I grew up on a course that hosted a US Open, whose fairways were shaped by Walter Travis, Donald Ross and countless well-meaning, poorly-informed groundskeepers and politicians. I had no idea, mind you, that Grover Cleveland (nee the Country Club of Buffalo) was possessed of all this until later in life. It had, however, that something in its green sites and surrounds that differed from other munis in the area. It was more like those clubs to which I had access only during the school golf season.

My reason for this prologue is to pad the trepidation I display when someone tells me “Oh, this is a Donald Ross course” or “I heard that Tillinghast did some work here.” Sometimes it is, sometimes he did, most of the time it was undone by committees bent on prettying-up a course with trees, flowers, thick rough, thick fairways, thick greens.

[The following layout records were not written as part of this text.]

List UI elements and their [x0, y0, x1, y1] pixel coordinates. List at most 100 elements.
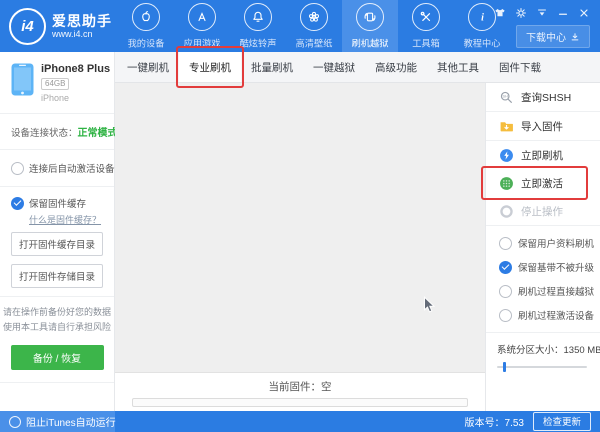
tab-label: 其他工具	[437, 60, 479, 75]
collapse-icon[interactable]	[536, 7, 548, 19]
tab-professional-flash[interactable]: 专业刷机	[179, 52, 241, 82]
tab-firmware-download[interactable]: 固件下载	[489, 52, 551, 82]
settings-gear-icon[interactable]	[515, 7, 527, 19]
app-window: i4 爱思助手 www.i4.cn 我的设备	[0, 0, 600, 432]
radio-checked-icon	[499, 261, 512, 274]
nav-label: 应用游戏	[184, 35, 221, 49]
option-keep-baseband[interactable]: 保留基带不被升级	[486, 255, 600, 279]
partition-size-value: 1350 MB	[564, 345, 600, 356]
flash-options-group: 保留用户资料刷机 保留基带不被升级 刷机过程直接越狱 刷机过程激活设备	[486, 226, 600, 332]
iphone-icon	[11, 63, 34, 103]
mouse-cursor	[423, 296, 436, 314]
device-card: iPhone8 Plus 64GB iPhone	[0, 52, 114, 113]
toolbox-icon	[412, 3, 440, 31]
option-label: 刷机过程激活设备	[518, 308, 594, 322]
flash-now-button[interactable]: 立即刷机	[486, 141, 600, 169]
flash-now-icon	[499, 148, 514, 163]
action-label: 立即激活	[521, 176, 563, 191]
download-center-button[interactable]: 下载中心	[516, 25, 590, 48]
i4-logo-icon: i4	[9, 8, 46, 45]
window-controls	[494, 0, 600, 19]
tab-label: 专业刷机	[189, 60, 231, 75]
action-label: 导入固件	[521, 119, 563, 134]
svg-text:i: i	[481, 12, 484, 23]
tab-one-click-flash[interactable]: 一键刷机	[117, 52, 179, 82]
option-label: 保留基带不被升级	[518, 260, 594, 274]
radio-unchecked-icon	[499, 237, 512, 250]
nav-item-toolbox[interactable]: 工具箱	[398, 0, 454, 52]
nav-label: 工具箱	[412, 35, 440, 49]
nav-label: 酷炫铃声	[240, 35, 277, 49]
download-center-label: 下载中心	[526, 29, 566, 44]
nav-item-flash-jailbreak[interactable]: 刷机越狱	[342, 0, 398, 52]
minimize-icon[interactable]	[557, 7, 569, 19]
keep-firmware-cache-option[interactable]: 保留固件缓存	[0, 187, 114, 212]
device-capacity-badge: 64GB	[41, 78, 69, 90]
window-zone: 下载中心	[490, 0, 600, 48]
close-icon[interactable]	[578, 7, 590, 19]
main-nav: 我的设备 应用游戏 酷炫铃声	[118, 0, 510, 52]
connection-status-label: 设备连接状态：	[11, 128, 78, 139]
import-firmware-button[interactable]: 导入固件	[486, 112, 600, 140]
auto-activate-option[interactable]: 连接后自动激活设备	[0, 150, 114, 186]
tab-batch-flash[interactable]: 批量刷机	[241, 52, 303, 82]
bottombar-right: 版本号：7.53 检查更新	[465, 412, 600, 431]
warning-line: 请在操作前备份好您的数据	[0, 305, 114, 320]
tab-label: 批量刷机	[251, 60, 293, 75]
slider-handle[interactable]	[503, 362, 506, 372]
bell-icon	[244, 3, 272, 31]
nav-item-wallpapers[interactable]: 高清壁纸	[286, 0, 342, 52]
app-url: www.i4.cn	[52, 29, 112, 39]
radio-unchecked-icon	[11, 162, 24, 175]
app-title: 爱思助手	[52, 14, 112, 29]
divider	[0, 382, 114, 383]
skin-icon[interactable]	[494, 7, 506, 19]
check-update-button[interactable]: 检查更新	[533, 412, 591, 431]
action-label: 查询SHSH	[521, 90, 571, 105]
what-is-cache-link[interactable]: 什么是固件缓存？	[29, 213, 114, 226]
download-arrow-icon	[570, 32, 580, 42]
nav-item-my-devices[interactable]: 我的设备	[118, 0, 174, 52]
activate-now-button[interactable]: 立即激活	[486, 169, 600, 197]
body: iPhone8 Plus 64GB iPhone 设备连接状态：正常模式 连接后…	[0, 52, 600, 411]
warning-line: 使用本工具请自行承担风险	[0, 320, 114, 335]
tab-label: 一键越狱	[313, 60, 355, 75]
tab-advanced-features[interactable]: 高级功能	[365, 52, 427, 82]
partition-size-slider[interactable]	[497, 361, 589, 373]
slider-track	[497, 366, 587, 368]
logo-badge: i4	[21, 18, 34, 35]
option-keep-user-data[interactable]: 保留用户资料刷机	[486, 231, 600, 255]
tab-one-click-jailbreak[interactable]: 一键越狱	[303, 52, 365, 82]
backup-warning-text: 请在操作前备份好您的数据 使用本工具请自行承担风险	[0, 297, 114, 341]
query-shsh-button[interactable]: SH 查询SHSH	[486, 83, 600, 111]
app-logo: i4 爱思助手 www.i4.cn	[0, 0, 118, 52]
radio-unchecked-icon	[9, 416, 21, 428]
stop-icon	[499, 204, 514, 219]
connection-status-value: 正常模式	[78, 128, 118, 139]
keep-cache-label: 保留固件缓存	[29, 196, 86, 210]
tab-other-tools[interactable]: 其他工具	[427, 52, 489, 82]
action-label: 立即刷机	[521, 148, 563, 163]
partition-size-section: 系统分区大小：1350 MB	[486, 333, 600, 373]
tab-label: 固件下载	[499, 60, 541, 75]
svg-text:SH: SH	[503, 94, 509, 98]
open-storage-dir-button[interactable]: 打开固件存储目录	[11, 264, 103, 288]
device-name: iPhone8 Plus	[41, 63, 110, 75]
current-firmware-label: 当前固件：空	[115, 379, 485, 394]
backup-restore-button[interactable]: 备份 / 恢复	[11, 345, 104, 370]
open-cache-dir-button[interactable]: 打开固件缓存目录	[11, 232, 103, 256]
nav-item-apps-games[interactable]: 应用游戏	[174, 0, 230, 52]
version-label: 版本号：7.53	[465, 414, 524, 429]
option-label: 刷机过程直接越狱	[518, 284, 594, 298]
firmware-progress-bar	[132, 398, 468, 407]
flower-icon	[300, 3, 328, 31]
option-activate-during-flash[interactable]: 刷机过程激活设备	[486, 303, 600, 327]
option-jailbreak-during-flash[interactable]: 刷机过程直接越狱	[486, 279, 600, 303]
radio-unchecked-icon	[499, 285, 512, 298]
nav-label: 高清壁纸	[296, 35, 333, 49]
nav-label: 我的设备	[128, 35, 165, 49]
activate-now-icon	[499, 176, 514, 191]
nav-item-ringtones[interactable]: 酷炫铃声	[230, 0, 286, 52]
main-content-area: 当前固件：空	[115, 83, 485, 411]
block-itunes-toggle[interactable]: 阻止iTunes自动运行	[0, 411, 115, 432]
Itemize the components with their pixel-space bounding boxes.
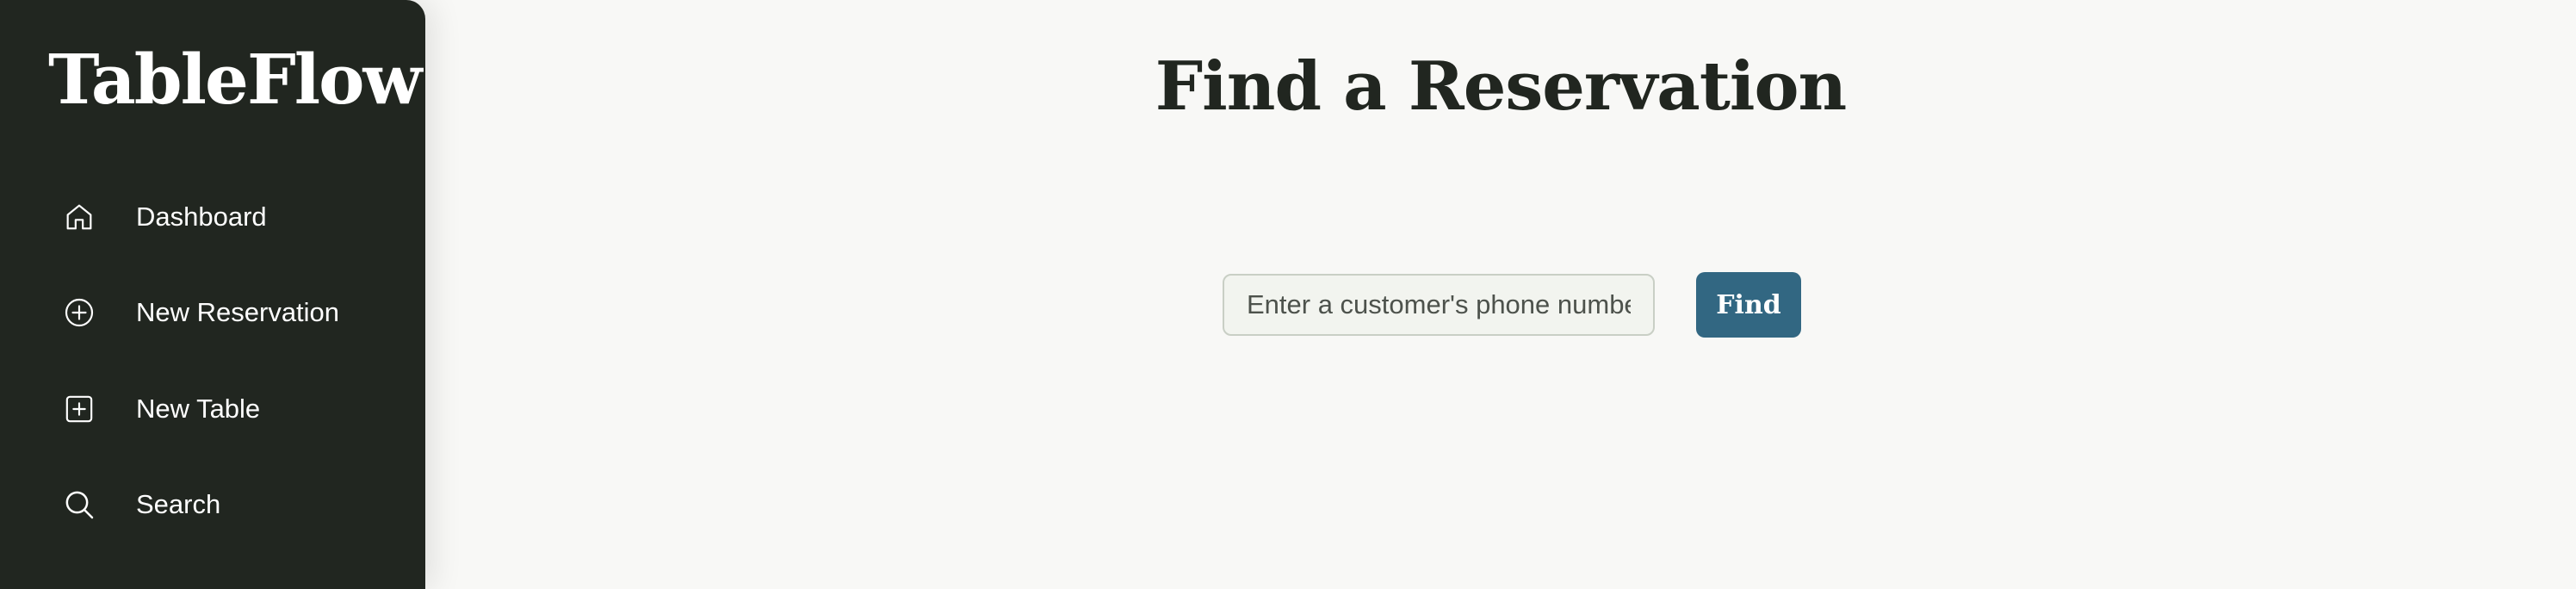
phone-number-input[interactable] xyxy=(1223,274,1655,336)
search-icon xyxy=(60,486,98,524)
brand-logo[interactable]: TableFlow xyxy=(48,45,422,114)
phone-search-form: Find xyxy=(1223,272,1801,338)
sidebar-item-label: New Reservation xyxy=(136,297,340,327)
sidebar-item-search[interactable]: Search xyxy=(60,479,220,530)
sidebar-item-label: Dashboard xyxy=(136,202,267,232)
find-button[interactable]: Find xyxy=(1696,272,1801,338)
plus-circle-icon xyxy=(60,294,98,332)
sidebar-item-dashboard[interactable]: Dashboard xyxy=(60,191,267,243)
sidebar-item-new-table[interactable]: New Table xyxy=(60,383,260,435)
home-icon xyxy=(60,198,98,236)
sidebar-item-new-reservation[interactable]: New Reservation xyxy=(60,287,339,338)
plus-square-icon xyxy=(60,390,98,428)
sidebar-item-label: New Table xyxy=(136,394,261,424)
sidebar: TableFlow Dashboard New Reservation New … xyxy=(0,0,425,589)
sidebar-item-label: Search xyxy=(136,489,221,519)
page-title: Find a Reservation xyxy=(1155,47,1847,126)
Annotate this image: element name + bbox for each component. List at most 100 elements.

I anticipated the same when I arrived at the Bass River golf course this morning, fresh from a fitted night of sleep at the local truck stop (yep, I’ll write a post on that one, too.) Lord knows how wrong I was.

There are countless stories about Bass River. One is who did all the designing, another is what the original order of the holes was, and a third is how Jim Hallet, PGA Tour professional, came to be a man-of-all-tradesman at Bass River. I don’t have the necessary information to tell you any of those, so I’ll tell you of my experience this morning. When Hallet tells you that the first hole is a 200-yahd par three, you nod and ask yourself “how many courses start with a par three?” When he continues “it didn’t used to be the first hole,” you wonder, “which one was?” By the time you play over those 200 yahds and putt that wrinkled green that shouldn’t be that awesome, you suspect that you might be on to something here in South Yahmouth.

Bass River blows your mind for 11 holes. It begins up high on a plateau, with three holes across the flatlands showing you just how easily a fine golf architect creates holes of interest. It’s called bunkering, rolling greens with sliding breaks or crimped turf and a pushed-up putting target that calls for a soft approach. You glide away from safety on the fourth hole, a left-swinger that crosses the broken ground for the first of many adventures. Small greens with interest await, often getting smaller until the final holes, when there’s hardly a green to hit (yet you don’t mind!)

The fifth and sixth feature consecutive, punch-bowl greens. You see the flag in the breeze but you don’t know where your ball lands until you tumble down to the green surface. Nothing like a blind approach to test your mettle…unless it’s a blind tee shot. You have two in a row on the back nine, at ten and eleven. Wait, I’m getting ahead of myself.

The folks at Bass River can’t wait to mention the ninth, calling it the course’s signature hole. I’m not a big fan of that moniker, as it takes away from the other 17 on the course. The ninth is a fine par three with all-world views of the Bass River and the town of Dennis, across the water. You’ll love it, just as you will love the remaining challenges. Nine plays over a marsh, just as nine did yesterday at Whitinsville. Cool stuff.

After the blind tee ball (I fortunately played with the pro’s son, who guided me around with aim points and local knowledge) on eleven, I played over some bland terrain for a hole and a half. The second and third shots on eleven are unremarkable and the tee ball and second shot on twelve are forgettable. And then you approach the green on twelve (oh, they are back-to-back par fives, by the way. Back nine plays to a par of 38.) Now that’s a Ross green site. Thirteen is a preciously-small par three, fourteen demands a drive either into (average golfer like me) or over (bomber like some) another section of broken ground. If you are in the fairway dip, your approach is blind. If you reach the top, you have a mere pitch left.

And thus it goes, for three more holes. There is always some feature of the hole to make it memorable at Bass River. They’re not all great from tee to green. If they were, Bass River would understandably charge $250 for 18 and you would pay it or you wouldn’t. Bass River is accessible Donald Ross golf (like Mark Twain golf course in Elmira, NY) and is a wonderful primer on superior golf course architecture.